Thursday, February 17, 2005

!Come mis pantalones cortos!

While a high school setting isn't good for any kind of learning, I do appreciate the effort some people put into making their classes interesting. Watching Jack teach his Spanish I class yesterday, it was made clear to me how much it sucks to have to teach twenty different people at once. While he had a pretty creative lesson plan, it seemed like it would be much better suited to teaching one person, rather than a group.
The storytelling method works very well for teaching a language, like you teach a child to speak. But trying to get everyone interested is a different thing entirely.
It was actually kinda special because I've never taken a spanish class and yet I was probly in the top five best spanish-speakers in the class.

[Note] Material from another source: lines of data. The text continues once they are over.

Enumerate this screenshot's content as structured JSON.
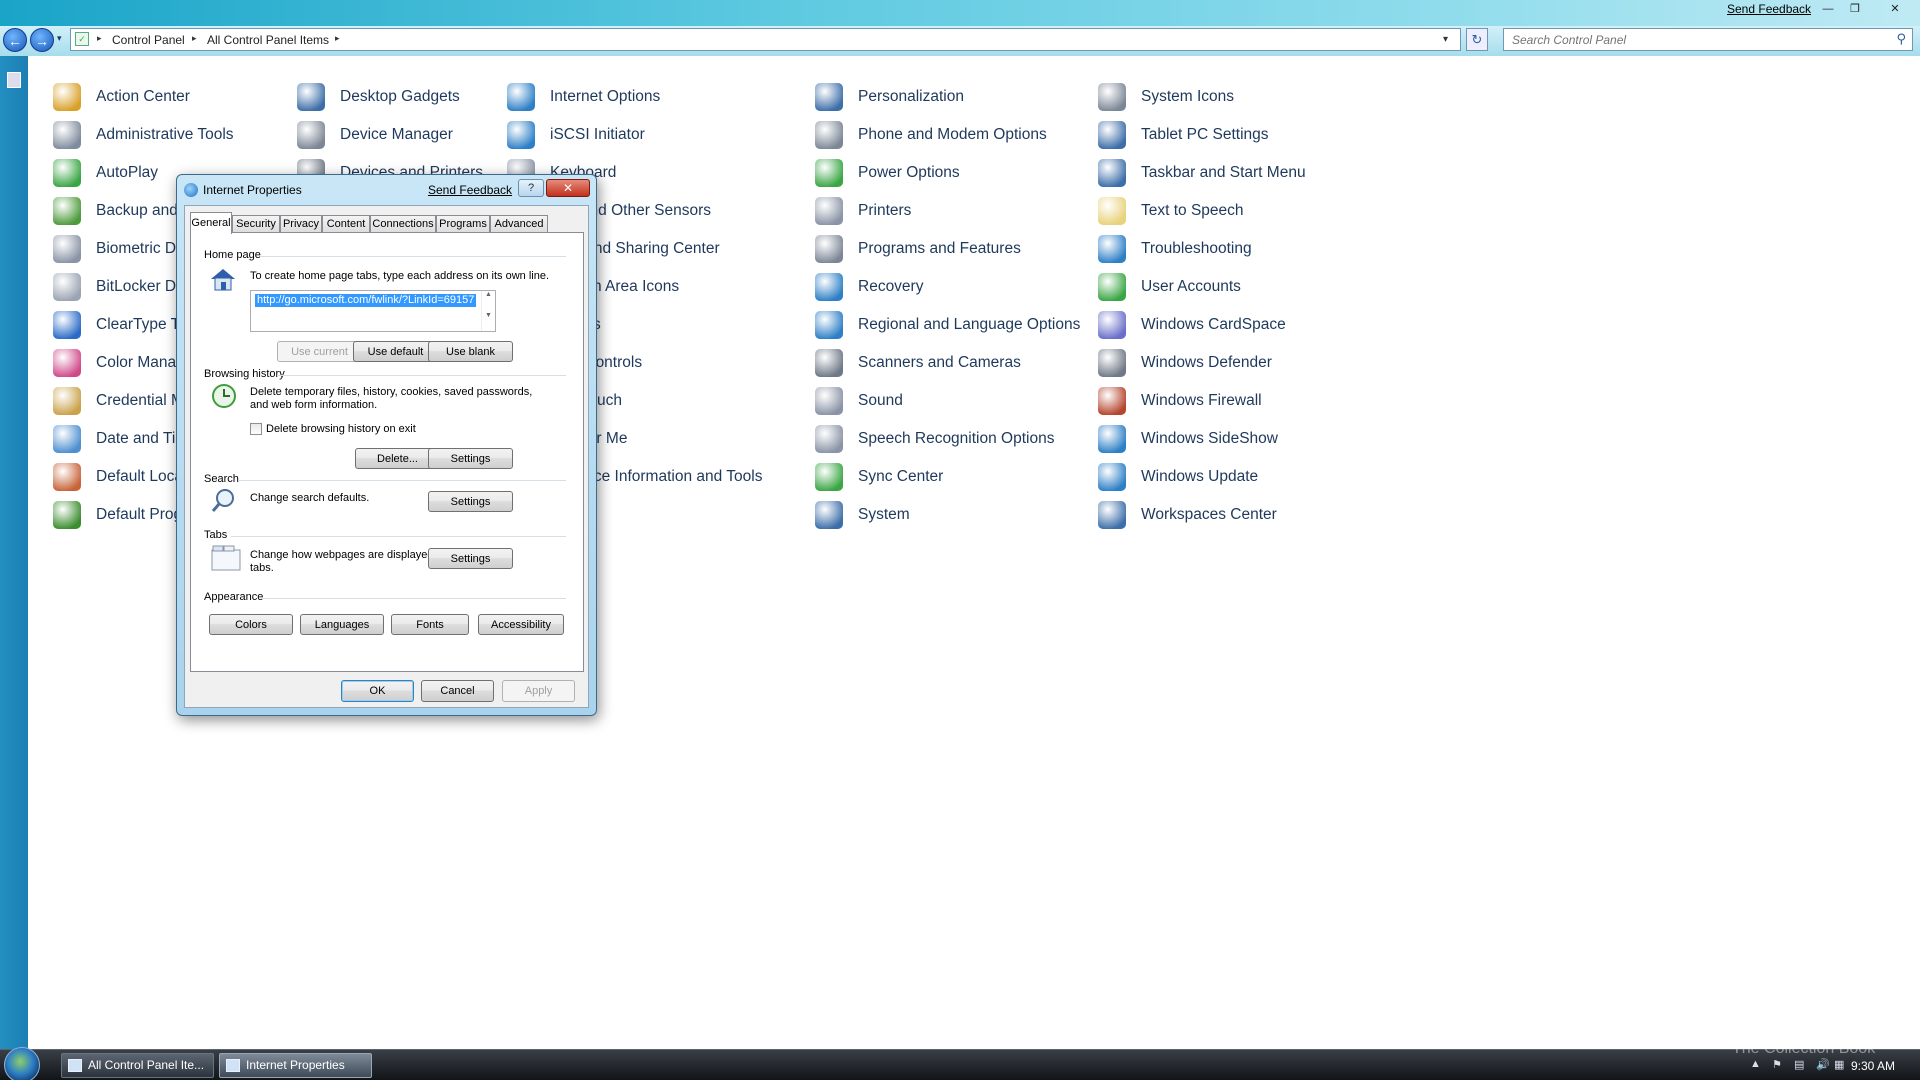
{
  "window": {
    "send_feedback": "Send Feedback",
    "minimize": "—",
    "maximize": "❐",
    "close": "✕"
  },
  "address": {
    "back_glyph": "←",
    "forward_glyph": "→",
    "history_glyph": "▾",
    "crumbs": [
      "Control Panel",
      "All Control Panel Items"
    ],
    "separator": "▸",
    "dropdown_glyph": "▾",
    "refresh_glyph": "↻",
    "search_placeholder": "Search Control Panel",
    "search_glyph": "⚲"
  },
  "control_panel": {
    "items": [
      {
        "label": "Action Center",
        "icon": "shield-flag-icon",
        "color": "#d9a12a"
      },
      {
        "label": "Administrative Tools",
        "icon": "admin-tools-icon",
        "color": "#7f8b9c"
      },
      {
        "label": "AutoPlay",
        "icon": "autoplay-icon",
        "color": "#3aa544"
      },
      {
        "label": "Backup and",
        "icon": "backup-icon",
        "color": "#4e9b3c"
      },
      {
        "label": "Biometric D",
        "icon": "fingerprint-icon",
        "color": "#8a94a6"
      },
      {
        "label": "BitLocker D",
        "icon": "bitlocker-icon",
        "color": "#9aa4b2"
      },
      {
        "label": "ClearType T",
        "icon": "cleartype-icon",
        "color": "#2b6bc7"
      },
      {
        "label": "Color Mana",
        "icon": "color-management-icon",
        "color": "#d04a8a"
      },
      {
        "label": "Credential M",
        "icon": "credential-icon",
        "color": "#c9a24a"
      },
      {
        "label": "Date and Ti",
        "icon": "calendar-clock-icon",
        "color": "#4e8fcf"
      },
      {
        "label": "Default Loca",
        "icon": "location-icon",
        "color": "#c8643a"
      },
      {
        "label": "Default Prog",
        "icon": "default-programs-icon",
        "color": "#3c8d2f"
      },
      {
        "label": "Desktop Gadgets",
        "icon": "gadgets-icon",
        "color": "#3d6ea8"
      },
      {
        "label": "Device Manager",
        "icon": "device-manager-icon",
        "color": "#7c8796"
      },
      {
        "label": "Devices and Printers",
        "icon": "devices-printers-icon",
        "color": "#6e7886"
      },
      {
        "label": "Internet Options",
        "icon": "internet-options-icon",
        "color": "#2d7fc6"
      },
      {
        "label": "iSCSI Initiator",
        "icon": "iscsi-icon",
        "color": "#2d7fc6"
      },
      {
        "label": "Keyboard",
        "icon": "keyboard-icon",
        "color": "#8a94a6"
      },
      {
        "label": "n and Other Sensors",
        "icon": "sensor-icon",
        "color": "#6e7886"
      },
      {
        "label": "rk and Sharing Center",
        "icon": "network-icon",
        "color": "#2d7fc6"
      },
      {
        "label": "ation Area Icons",
        "icon": "tray-icon",
        "color": "#6e7886"
      },
      {
        "label": "Files",
        "icon": "offline-files-icon",
        "color": "#3aa544"
      },
      {
        "label": "al Controls",
        "icon": "parental-icon",
        "color": "#c8643a"
      },
      {
        "label": "d Touch",
        "icon": "pen-touch-icon",
        "color": "#6e7886"
      },
      {
        "label": "Near Me",
        "icon": "people-near-me-icon",
        "color": "#3d6ea8"
      },
      {
        "label": "nance Information and Tools",
        "icon": "performance-icon",
        "color": "#3aa544"
      },
      {
        "label": "Personalization",
        "icon": "personalization-icon",
        "color": "#3d6ea8"
      },
      {
        "label": "Phone and Modem Options",
        "icon": "phone-modem-icon",
        "color": "#7c8796"
      },
      {
        "label": "Power Options",
        "icon": "power-icon",
        "color": "#3aa544"
      },
      {
        "label": "Printers",
        "icon": "printer-icon",
        "color": "#8a94a6"
      },
      {
        "label": "Programs and Features",
        "icon": "programs-icon",
        "color": "#7c8796"
      },
      {
        "label": "Recovery",
        "icon": "recovery-icon",
        "color": "#2d7fc6"
      },
      {
        "label": "Regional and Language Options",
        "icon": "globe-icon",
        "color": "#2d7fc6"
      },
      {
        "label": "Scanners and Cameras",
        "icon": "scanner-icon",
        "color": "#6e7886"
      },
      {
        "label": "Sound",
        "icon": "speaker-icon",
        "color": "#8a94a6"
      },
      {
        "label": "Speech Recognition Options",
        "icon": "microphone-icon",
        "color": "#8a94a6"
      },
      {
        "label": "Sync Center",
        "icon": "sync-icon",
        "color": "#3aa544"
      },
      {
        "label": "System",
        "icon": "computer-icon",
        "color": "#3d6ea8"
      },
      {
        "label": "System Icons",
        "icon": "system-icons-icon",
        "color": "#7c8796"
      },
      {
        "label": "Tablet PC Settings",
        "icon": "tablet-icon",
        "color": "#3d6ea8"
      },
      {
        "label": "Taskbar and Start Menu",
        "icon": "taskbar-icon",
        "color": "#3d6ea8"
      },
      {
        "label": "Text to Speech",
        "icon": "speech-bubble-icon",
        "color": "#e8d27a"
      },
      {
        "label": "Troubleshooting",
        "icon": "troubleshooting-icon",
        "color": "#2d7fc6"
      },
      {
        "label": "User Accounts",
        "icon": "user-accounts-icon",
        "color": "#3aa544"
      },
      {
        "label": "Windows CardSpace",
        "icon": "cardspace-icon",
        "color": "#6a6fc9"
      },
      {
        "label": "Windows Defender",
        "icon": "defender-icon",
        "color": "#6e7886"
      },
      {
        "label": "Windows Firewall",
        "icon": "firewall-icon",
        "color": "#b5452e"
      },
      {
        "label": "Windows SideShow",
        "icon": "sideshow-icon",
        "color": "#2d7fc6"
      },
      {
        "label": "Windows Update",
        "icon": "windows-update-icon",
        "color": "#2d7fc6"
      },
      {
        "label": "Workspaces Center",
        "icon": "workspaces-icon",
        "color": "#3d6ea8"
      }
    ]
  },
  "dialog": {
    "title": "Internet Properties",
    "send_feedback": "Send Feedback",
    "help": "?",
    "close": "✕",
    "tabs": [
      "General",
      "Security",
      "Privacy",
      "Content",
      "Connections",
      "Programs",
      "Advanced"
    ],
    "home_page": {
      "heading": "Home page",
      "instructions": "To create home page tabs, type each address on its own line.",
      "url": "http://go.microsoft.com/fwlink/?LinkId=69157",
      "use_current": "Use current",
      "use_default": "Use default",
      "use_blank": "Use blank"
    },
    "browsing_history": {
      "heading": "Browsing history",
      "description": "Delete temporary files, history, cookies, saved passwords, and web form information.",
      "delete_on_exit": "Delete browsing history on exit",
      "delete_on_exit_checked": false,
      "delete_button": "Delete...",
      "settings_button": "Settings"
    },
    "search": {
      "heading": "Search",
      "description": "Change search defaults.",
      "settings_button": "Settings"
    },
    "tabs_section": {
      "heading": "Tabs",
      "description": "Change how webpages are displayed in tabs.",
      "settings_button": "Settings"
    },
    "appearance": {
      "heading": "Appearance",
      "colors": "Colors",
      "languages": "Languages",
      "fonts": "Fonts",
      "accessibility": "Accessibility"
    },
    "ok": "OK",
    "cancel": "Cancel",
    "apply": "Apply"
  },
  "taskbar": {
    "tasks": [
      "All Control Panel Ite...",
      "Internet Properties"
    ],
    "tray_glyphs": [
      "▲",
      "⚑",
      "▤",
      "🔊",
      "▦"
    ],
    "clock": "9:30 AM",
    "watermark": "The Collection Book"
  }
}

Near the end of the day it was starting to get a little depressing...
It felt like I was back in Citrus High school between the knowing more than most people in the class, the invisibility in the hallways, even the ability to say anything in the middle of a class and have absolutely no one react to it (I had fun when I learned I could do that).
Lunch was rather frustrating because there were a lot of administrators, a lot more obnoxious students and my name wasn't even in the computers anymore so I had to wait until she had served everyone else in the line and THEN she took my name and my money and as soon as I sat down, they started dismissing us back to class.
I HATE THAT SCHOOL!
The Spanish class was cool. I'm just REALLY happy that I can learn this on my own. One of the things about ADD was that they usually had trouble learning languages. And I was surprised at that. Finally something I'm good at that I won't lose my ability for when I'm not "sick" anymore.
I spent the end of the day drawing... Actually, I spent most of the day drawing. I looked up every now and then to give an answer when no one else could remember that hijo means "son". Then I talked to some of the people in the classes. Mary Anne was cool. And I talked to Jason Hebert again. He's so much fun to watch. There was a kid in fourth block that was really smart, but I never talked to him. And another one that sat across the room from me and we glanced at each other a few times but he never really talked to me either. I kinda went back to my default of choosing one or two people in the class and trying to telepathically make them come sit by me during "free time", but apparently I've yet to master that skill.
It felt really good though, to know that I was never going back to that school, and I technically could have left anytime I wanted to, since I was a visitor. I wandered around the hallways during second block just because I could and I didn't have to duck out of the way of teachers to do it. But when I didn't see anyone I knew I went back to Jack's class and drew Bart Simpson on the board writing on his little animated board. There was a slight dillema over how to say "I will not call the principal Spanky" in spanish, but eventually we figured it out.